After coup nightly demonstration of president Erdoğan supporters. Istanbul, Turkey, 2016. By Mstyslav Chernov (Own work) CC BY-SA 4.0, via Wikimedia Commons

Turkey at yet another crossroads

After absentee voting rights were granted in 2012, Turkish election campaigns have been transnationalized and the diaspora has become more explicitly affected by Turkey’s domestic frictions.

Observers at home and abroad increasingly describe Turkey as an authoritarian and even totalitarian state. The first signs of a democratic reversal became notable during the Gezi protests in 2013, and an authoritarian style of politics slowly but surely crept into everyday institutional life in Turkey. The post-putsch period was marked by a more visible suppression and criminalization of political opposition movements. Supporters of the Gülen Movement, the nature of whose involvement in the coup attempt on July 15th 2016 remains vague, have been ‘cleansed’ from public institutions. Individuals associated with Gülen were labelled as ‘terrorists’, sacked from the public service, and many were arrested or held in custody. This ‘purge’ also targeted other oppositional groups, such as the Socialists, Alevis and Kurds. Also, a significant number of academics lost their positions upon signing the petition ‘Academics for Peace’. Last but not least, ‘terrorism’ charges are pressed against Kurdish politicians and activists, journalists, researchers and public intellectuals, including German-Turkish journalist Deniz Yücel, who is imprisoned in Turkey. Against this background, the pre-referendum populist rhetoric appears in a particularly ambiguous light. These trends give clear signals about what is to come should the suggested constitutional changes be implemented.

The constitutional reform constitutes a major breaking point in Turkish political history – no previous coup d’états or referenda have suggested comparably significant changes to the institutional architecture of the Turkish Republic. A ‘YES’ vote would mean that Turkey will be run by a one-man-rule.
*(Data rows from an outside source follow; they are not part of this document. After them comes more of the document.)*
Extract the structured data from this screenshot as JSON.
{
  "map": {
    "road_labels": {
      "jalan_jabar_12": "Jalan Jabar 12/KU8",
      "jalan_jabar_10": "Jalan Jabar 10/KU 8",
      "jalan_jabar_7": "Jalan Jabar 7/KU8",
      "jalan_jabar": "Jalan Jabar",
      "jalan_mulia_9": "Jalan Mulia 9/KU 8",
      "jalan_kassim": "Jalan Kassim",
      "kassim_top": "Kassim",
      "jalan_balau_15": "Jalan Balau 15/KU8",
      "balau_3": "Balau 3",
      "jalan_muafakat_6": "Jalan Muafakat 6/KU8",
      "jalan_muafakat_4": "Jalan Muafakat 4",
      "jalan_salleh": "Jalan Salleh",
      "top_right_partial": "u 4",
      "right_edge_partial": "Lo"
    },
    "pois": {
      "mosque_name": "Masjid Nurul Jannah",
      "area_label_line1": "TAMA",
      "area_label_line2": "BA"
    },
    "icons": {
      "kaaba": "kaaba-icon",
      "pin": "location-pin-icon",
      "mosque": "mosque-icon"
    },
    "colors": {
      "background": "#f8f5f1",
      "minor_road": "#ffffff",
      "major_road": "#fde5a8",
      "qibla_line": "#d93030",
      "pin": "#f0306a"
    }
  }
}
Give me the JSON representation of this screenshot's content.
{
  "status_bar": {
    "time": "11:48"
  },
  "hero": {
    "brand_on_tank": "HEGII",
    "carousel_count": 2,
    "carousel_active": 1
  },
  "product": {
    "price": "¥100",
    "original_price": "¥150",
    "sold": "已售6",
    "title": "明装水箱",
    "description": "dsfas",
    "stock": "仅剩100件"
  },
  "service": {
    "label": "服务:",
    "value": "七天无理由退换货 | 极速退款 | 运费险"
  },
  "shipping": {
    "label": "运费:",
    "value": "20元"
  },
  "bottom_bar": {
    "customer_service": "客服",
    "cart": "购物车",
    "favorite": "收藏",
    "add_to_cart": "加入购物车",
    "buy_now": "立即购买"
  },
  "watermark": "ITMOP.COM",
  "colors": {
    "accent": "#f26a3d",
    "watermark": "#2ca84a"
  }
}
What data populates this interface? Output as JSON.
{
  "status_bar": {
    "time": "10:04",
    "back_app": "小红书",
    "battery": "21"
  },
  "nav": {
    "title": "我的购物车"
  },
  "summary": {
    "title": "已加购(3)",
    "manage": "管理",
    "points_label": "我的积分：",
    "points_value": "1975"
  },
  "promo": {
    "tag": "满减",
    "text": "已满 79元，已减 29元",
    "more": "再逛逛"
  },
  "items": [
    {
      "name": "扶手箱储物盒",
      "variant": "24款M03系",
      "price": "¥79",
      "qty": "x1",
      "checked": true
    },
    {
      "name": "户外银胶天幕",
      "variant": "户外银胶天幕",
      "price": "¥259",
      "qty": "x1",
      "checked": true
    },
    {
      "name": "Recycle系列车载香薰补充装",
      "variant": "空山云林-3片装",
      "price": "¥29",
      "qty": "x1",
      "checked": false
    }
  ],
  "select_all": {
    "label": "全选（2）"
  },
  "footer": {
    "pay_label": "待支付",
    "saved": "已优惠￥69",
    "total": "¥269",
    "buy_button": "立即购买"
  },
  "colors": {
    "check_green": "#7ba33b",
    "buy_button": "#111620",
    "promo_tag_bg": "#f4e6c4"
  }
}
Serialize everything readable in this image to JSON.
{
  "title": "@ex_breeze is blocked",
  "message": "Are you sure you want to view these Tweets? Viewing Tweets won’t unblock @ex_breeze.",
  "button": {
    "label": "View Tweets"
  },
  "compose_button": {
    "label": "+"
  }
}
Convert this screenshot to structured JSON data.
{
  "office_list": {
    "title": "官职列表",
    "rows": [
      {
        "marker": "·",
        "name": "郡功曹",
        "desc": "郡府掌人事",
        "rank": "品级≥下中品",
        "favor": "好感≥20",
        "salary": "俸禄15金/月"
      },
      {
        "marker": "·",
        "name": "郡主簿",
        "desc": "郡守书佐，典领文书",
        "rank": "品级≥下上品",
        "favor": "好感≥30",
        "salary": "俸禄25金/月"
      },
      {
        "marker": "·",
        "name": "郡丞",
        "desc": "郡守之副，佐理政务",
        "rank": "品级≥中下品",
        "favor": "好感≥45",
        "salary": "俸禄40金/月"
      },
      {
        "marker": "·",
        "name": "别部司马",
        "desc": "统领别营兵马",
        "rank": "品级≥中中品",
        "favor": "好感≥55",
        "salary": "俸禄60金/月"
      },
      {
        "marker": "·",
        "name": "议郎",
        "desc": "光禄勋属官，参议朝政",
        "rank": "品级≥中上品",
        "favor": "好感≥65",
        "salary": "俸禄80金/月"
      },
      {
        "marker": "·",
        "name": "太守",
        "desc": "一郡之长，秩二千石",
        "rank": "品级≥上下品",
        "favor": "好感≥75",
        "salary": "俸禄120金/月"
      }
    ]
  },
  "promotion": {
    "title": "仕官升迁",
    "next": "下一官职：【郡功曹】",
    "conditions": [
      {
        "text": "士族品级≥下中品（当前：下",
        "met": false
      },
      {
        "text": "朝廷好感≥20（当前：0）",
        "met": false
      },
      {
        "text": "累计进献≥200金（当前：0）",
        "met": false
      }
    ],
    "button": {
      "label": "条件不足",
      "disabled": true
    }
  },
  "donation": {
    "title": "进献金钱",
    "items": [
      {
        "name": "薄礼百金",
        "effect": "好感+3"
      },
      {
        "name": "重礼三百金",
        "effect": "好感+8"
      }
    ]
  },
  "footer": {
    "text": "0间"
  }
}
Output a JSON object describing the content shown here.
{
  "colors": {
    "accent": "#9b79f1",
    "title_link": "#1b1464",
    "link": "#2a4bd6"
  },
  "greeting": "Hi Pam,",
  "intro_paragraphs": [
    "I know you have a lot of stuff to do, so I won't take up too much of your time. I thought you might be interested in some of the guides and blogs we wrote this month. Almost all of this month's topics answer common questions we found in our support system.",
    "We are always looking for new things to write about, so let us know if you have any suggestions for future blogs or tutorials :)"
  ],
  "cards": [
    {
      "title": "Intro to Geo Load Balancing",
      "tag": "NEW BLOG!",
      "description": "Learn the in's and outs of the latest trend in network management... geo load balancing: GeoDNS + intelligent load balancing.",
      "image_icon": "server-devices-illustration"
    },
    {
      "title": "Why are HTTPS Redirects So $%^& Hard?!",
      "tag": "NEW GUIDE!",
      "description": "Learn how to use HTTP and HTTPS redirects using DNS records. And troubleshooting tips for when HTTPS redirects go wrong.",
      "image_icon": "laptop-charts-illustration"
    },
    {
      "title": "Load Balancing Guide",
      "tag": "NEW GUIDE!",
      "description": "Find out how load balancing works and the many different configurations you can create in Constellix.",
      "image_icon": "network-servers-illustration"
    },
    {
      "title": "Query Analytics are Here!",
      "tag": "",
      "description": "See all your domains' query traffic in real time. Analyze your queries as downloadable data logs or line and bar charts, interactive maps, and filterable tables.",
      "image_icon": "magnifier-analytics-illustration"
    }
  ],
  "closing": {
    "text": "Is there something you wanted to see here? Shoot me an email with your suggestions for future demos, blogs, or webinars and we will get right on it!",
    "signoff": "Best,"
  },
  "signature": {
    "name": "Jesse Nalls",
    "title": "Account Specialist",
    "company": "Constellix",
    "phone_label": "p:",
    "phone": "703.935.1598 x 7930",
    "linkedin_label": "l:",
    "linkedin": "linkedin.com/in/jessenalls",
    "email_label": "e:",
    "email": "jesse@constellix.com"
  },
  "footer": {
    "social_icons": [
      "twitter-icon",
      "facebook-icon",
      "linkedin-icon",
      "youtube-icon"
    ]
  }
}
A ‘NO’ vote would mean that Turkey’s struggle for democracy is not over and its domestic instability, economic fragility and diplomatic isolation are likely to increase in the short run.

The winners and losers of Erdoğan’s grip on power

In summary, the Turkish referendum undermines rather than strengthens civil rights struggles in Germany and in Turkey. While there is significant evidence for a rise of Islamophobia in Germany, populist references to Nazi methods and fascism merely instrumentalize those subject to discrimination and hate crimes. Erdoğan’s populist campaign has repercussions for Turkish minority organisations’ attempts to challenge everyday experiences of Islamophobia in Europe, and is cynical towards members of the opposition who are subject to systematic repression and incarceration in Turkey. The potential winners of a ‘YES’ vote are not only Erdoğan’s regime, but also ultra-nationalist right-wing movements in Europe. Those most vulnerable to the result of the referendum are Turkish diaspora groups, who are stuck between a rock and a hard place, and of course anyone who disagrees with the authoritarian turn in Turkey.